Without the medication? Where had this come from? She could usually just coast her way through these appointments, nodding and smiling in all the right places. She sometimes had more to say, if she had been having the nightmares, or if her hands had been itching, but Dr. Somner never had answers for her anyway, so she learned that keeping quiet got her out and back to her friends or the track a lot quicker.
“Er … sorry, without the medication?”
“The doctor seems confident that you should have a break from the medication.”

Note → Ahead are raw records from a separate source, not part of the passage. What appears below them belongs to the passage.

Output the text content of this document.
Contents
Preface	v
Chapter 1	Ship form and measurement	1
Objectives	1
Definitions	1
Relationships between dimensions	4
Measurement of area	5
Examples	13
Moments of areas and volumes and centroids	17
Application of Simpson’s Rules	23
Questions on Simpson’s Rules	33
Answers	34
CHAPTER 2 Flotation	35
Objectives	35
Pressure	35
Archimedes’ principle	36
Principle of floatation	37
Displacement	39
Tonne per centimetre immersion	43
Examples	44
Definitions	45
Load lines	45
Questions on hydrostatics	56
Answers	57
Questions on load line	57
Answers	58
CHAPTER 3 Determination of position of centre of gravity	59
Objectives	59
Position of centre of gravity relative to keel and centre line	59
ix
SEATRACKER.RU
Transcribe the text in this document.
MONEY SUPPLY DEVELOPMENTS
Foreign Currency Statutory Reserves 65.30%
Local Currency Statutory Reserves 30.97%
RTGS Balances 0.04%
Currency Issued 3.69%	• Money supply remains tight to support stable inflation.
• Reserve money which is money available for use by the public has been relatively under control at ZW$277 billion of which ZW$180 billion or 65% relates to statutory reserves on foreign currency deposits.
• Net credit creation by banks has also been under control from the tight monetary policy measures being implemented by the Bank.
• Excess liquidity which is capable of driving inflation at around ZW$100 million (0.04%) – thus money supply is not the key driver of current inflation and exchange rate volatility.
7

Cassandra turned to her mother, but couldn’t read the expression. Maybe there was nothing there to read. She didn’t look to be objecting or supporting the idea, rather bringing it to Cassandra’s attention while claiming absolutely no responsibility for it. The little smile she always wore was there, but this wasn’t because she was happy. It was the smile of an incredibly beautiful woman who had suffered, through cancer and infertility but was determined not to quit. She had pasted it on her face, this slim, sometimes barely visible smile, when she was diagnosed. When her hair was falling out in clumps, and she was throwing up after each chemo session; she had held it there when she woke from surgery and was too frail to walk, and it had remained every month that followed.When they had tried for a baby and her body repeatedly showed her that they had failed. Eventually, the smile, as faint and distant as it sometimes was, needed absolutely nothing from her to exist and had taken a life of its own. So it was there whether she was happy or sad, whether she feared for her daughter coming off her meds or not, and the world could see what a brave woman she was. It was usurped by the fullest, most radiant smile and a week of laughter when she discovered that she was actually pregnant. But she was forced to pull that brave smile out again for a pregnancy that hospitalized her twice, such was the pain and sickness that she experienced, and labor that nearly killed her.